When federal agents raided the home and offices of Illinois State Senator Martin Sandoval (D-12th) last month, among their targets were documents related to local gaming operator Gold Rush Gaming, according to a search and seizure warrant published Friday.
Also on their radar were powerful players in Illinois’ construction, transportation, and energy sectors, as well as influential lobbyists and at least three suburban mayors, according to the unredacted 12-page document.
While no one has yet been charged with a crime, the sheer breadth of the investigation has sent shockwaves around the state capitol, where it’s feared something really big is about to break.
$45 Billion Capital Plan
As chairman of the powerful Senate Transportation Committee — a role from which he resigned Friday — Sandoval was instrumental in planning and implementing Governor J.B. Pritzker’s ambitious capital plan that earmarked $45 billion for investment in infrastructure and state facilities over six years.
Dubbed “Rebuild Illinois,” the plan also expanded gambling on an unprecedented level in the state, paving the way for a major casino in Chicago, as well as five smaller regional casinos in the southern suburbs. It has also increased the number of video gambling machines, as well as the maximum bet on the machines.

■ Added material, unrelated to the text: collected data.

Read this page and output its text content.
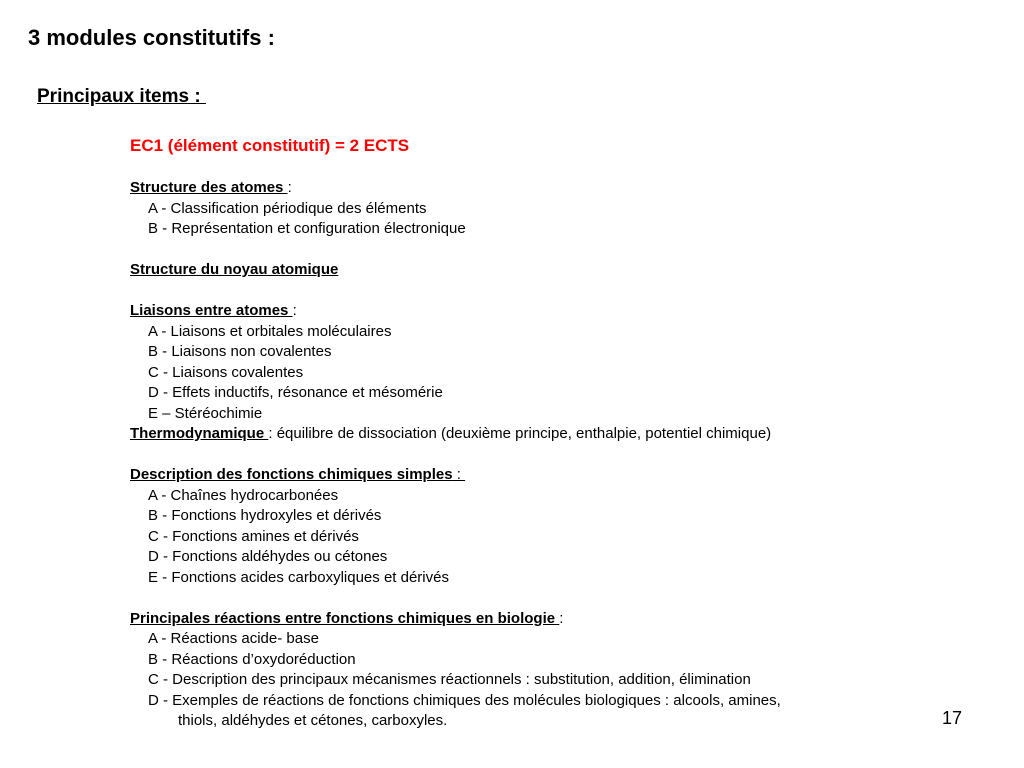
3 modules constitutifs :
Principaux items :
EC1 (élément constitutif) = 2 ECTS
Structure des atomes :
A - Classification périodique des éléments
B - Représentation et configuration électronique
Structure du noyau atomique
Liaisons entre atomes :
A - Liaisons et orbitales moléculaires
B - Liaisons non covalentes
C - Liaisons covalentes
D - Effets inductifs, résonance et mésomérie
E – Stéréochimie
Thermodynamique : équilibre de dissociation (deuxième principe, enthalpie, potentiel chimique)
Description des fonctions chimiques simples :
A - Chaînes hydrocarbonées
B - Fonctions hydroxyles et dérivés
C - Fonctions amines et dérivés
D - Fonctions aldéhydes ou cétones
E - Fonctions acides carboxyliques et dérivés
Principales réactions entre fonctions chimiques en biologie :
A - Réactions acide- base
B - Réactions d’oxydoréduction
C - Description des principaux mécanismes réactionnels : substitution, addition, élimination
D - Exemples de réactions de fonctions chimiques des molécules biologiques : alcools, amines,
thiols, aldéhydes et cétones, carboxyles.	17
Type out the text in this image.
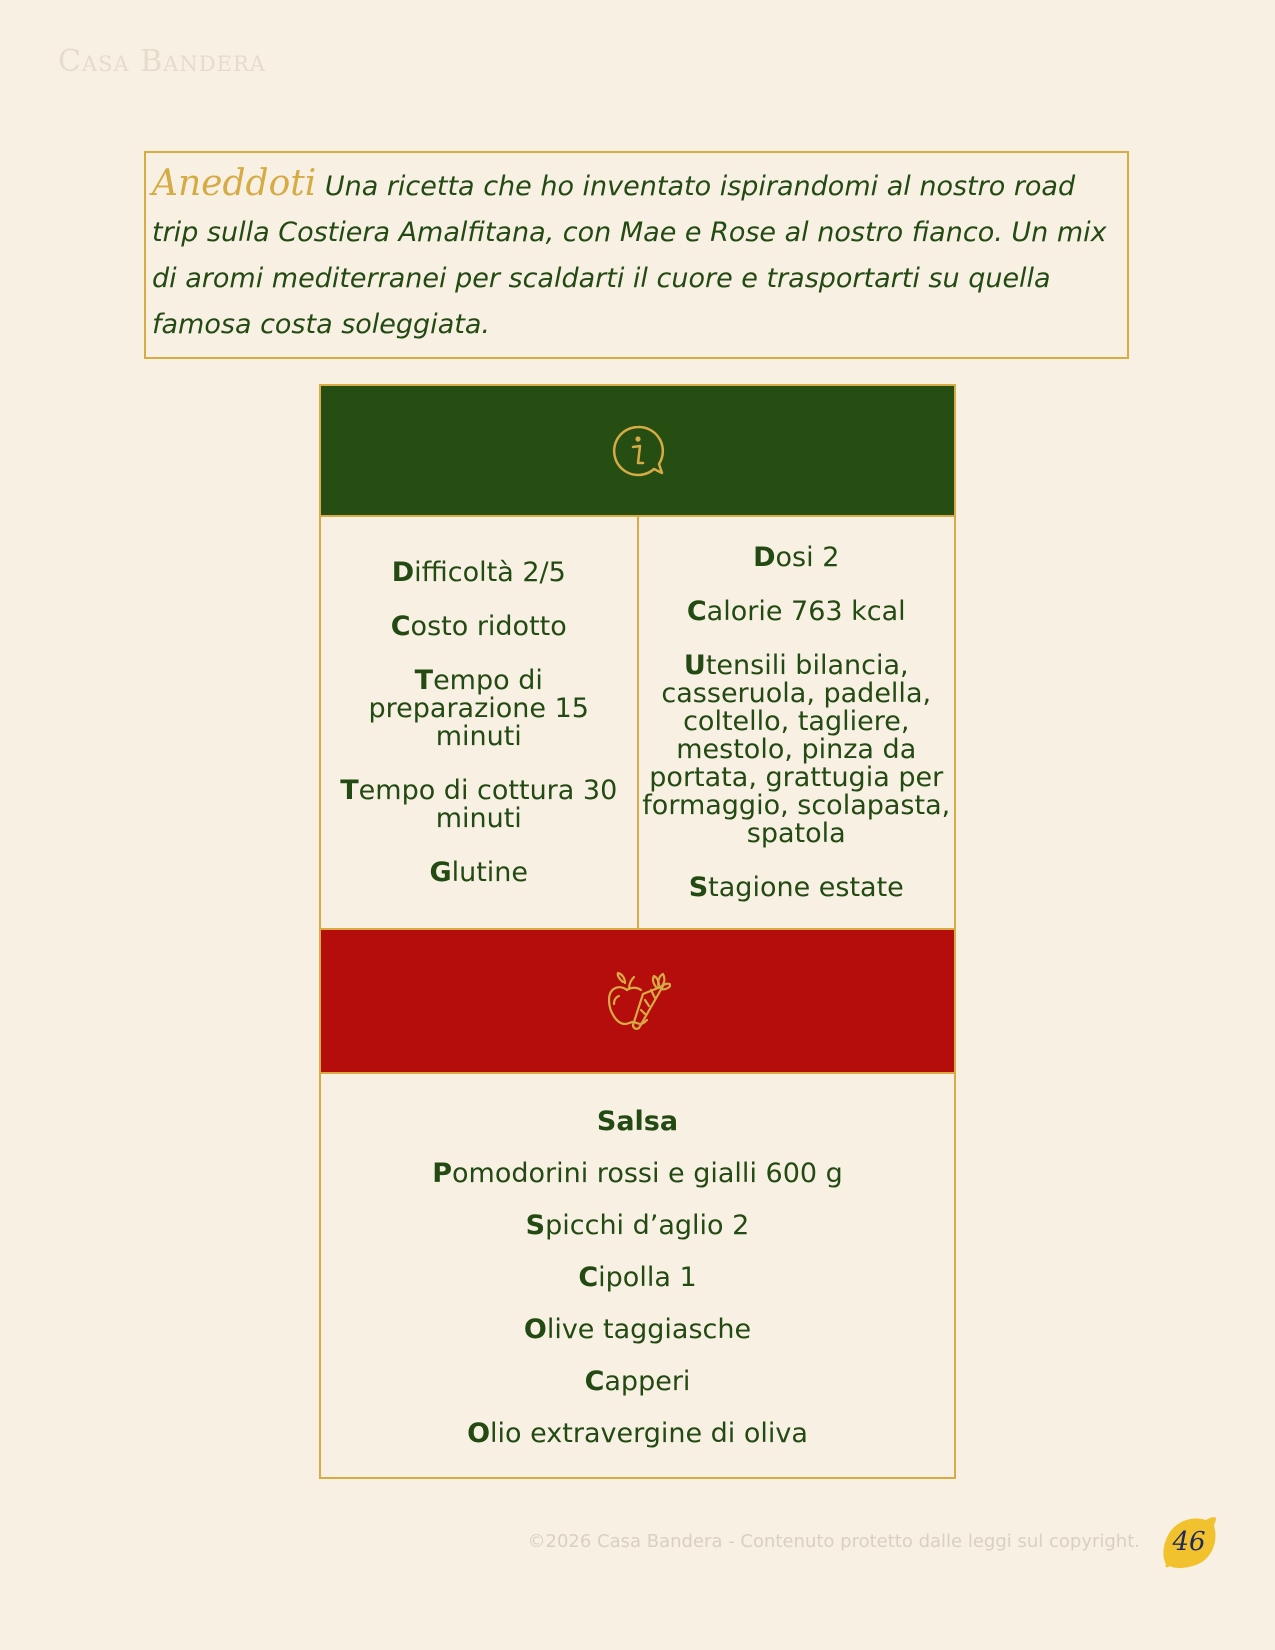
Casa Bandera

Aneddoti Una ricetta che ho inventato ispirandomi al nostro road trip sulla Costiera Amalfitana, con Mae e Rose al nostro fianco. Un mix di aromi mediterranei per scaldarti il cuore e trasportarti su quella famosa costa soleggiata.

Difficoltà 2/5
Costo ridotto
Tempo di preparazione 15 minuti
Tempo di cottura 30 minuti
Glutine
Dosi 2
Calorie 763 kcal
Utensili bilancia, casseruola, padella, coltello, tagliere, mestolo, pinza da portata, grattugia per formaggio, scolapasta, spatola
Stagione estate
Salsa
Pomodorini rossi e gialli 600 g
Spicchi d’aglio 2
Cipolla 1
Olive taggiasche
Capperi
Olio extravergine di oliva
©2026 Casa Bandera - Contenuto protetto dalle leggi sul copyright. 46
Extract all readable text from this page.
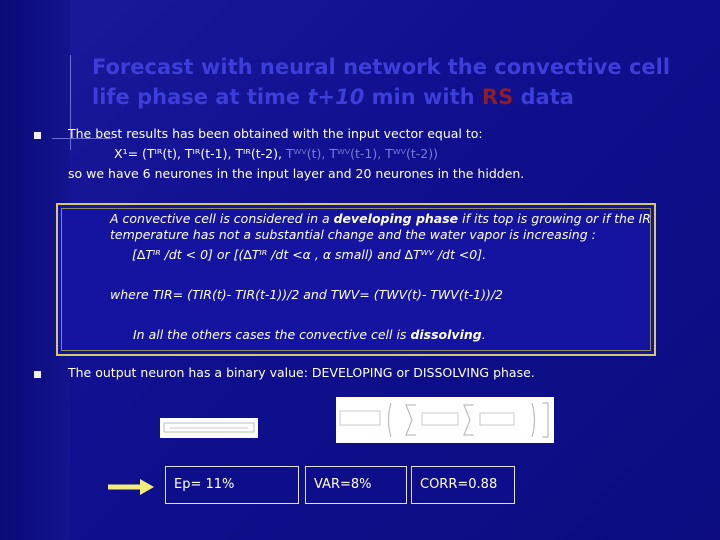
Forecast with neural network the convective cell
life phase at time t+10 min with RS data
The best results has been obtained with the input vector equal to:
X¹= (Tᴵᴿ(t), Tᴵᴿ(t-1), Tᴵᴿ(t-2), Tᵂⱽ(t), Tᵂⱽ(t-1), Tᵂⱽ(t-2))
so we have 6 neurones in the input layer and 20 neurones in the hidden.
A convective cell is considered in a developing phase if its top is growing or if the IR
temperature has not a substantial change and the water vapor is increasing :
[∆Tᴵᴿ /dt < 0] or [(∆Tᴵᴿ /dt <α , α small) and ∆Tᵂⱽ /dt <0].
where TIR= (TIR(t)- TIR(t-1))/2 and TWV= (TWV(t)- TWV(t-1))/2
In all the others cases the convective cell is dissolving.
The output neuron has a binary value: DEVELOPING or DISSOLVING phase.
Ep= 11%	VAR=8%	CORR=0.88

Gold Rush Gaming bills itself as Illinois’ “premier terminal operator,” and has placed thousands of video-gaming terminals (VGTs) in bars, restaurants and slots parlors across the state.
Gold Rush Gaming owner Rick Heidner is also involved in a venture called Playing in the Park LLC, which has applied to build a harness racing track and casino at Tinley Park in Chicago’s southern suburbs as part of the recent gaming expansion.
The project received a racing license on September 24 from the Illinois Racing Board, which was coincidentally the day of the Sandoval raids. Heidner, a minor contributor to Governor Pritzker’s campaign, has yet to apply to the Gaming Board for a casino license.
Heidner told The Sun-Times Friday that no one from the FBI had spoken to him and he had “zero clue” why his name would be on the search warrant.
“Maybe it’s because, you know, I donate money politically and charitably,” he said. “But I have no clue why my name would be on it at all.”
But the same day, The Chicago Tribune revealed that Heidner has extensive business ties to Rocco Suspenzi, chairman of the board at Parkway Bank and Trust.
In 2003, Suspenzi was accused of concealing his ownership interest in Emerald Casino Inc, which had applied to build a casino in Des Plaines, along with several other partners who had links to organized crime.
The Gaming Board also concluded the Parkway Bank had approved a seven-figure loan to one mobbed-up partner to finance his secret stake in the casino.
The Emerald’s license was ultimately revoked, and the project was acquired by Rush Street Gaming. It became the Rivers Casino, Illinois’ biggest and most profitable gaming facility, which was acquired this year by Churchill Downs Inc.
Also mentioned in the search warrant is Joe Elias, who operates VGT parlors in the state, all of which carry Heidner’s machines.
Elias was unavailable for comment when contacted by The Sun-Times.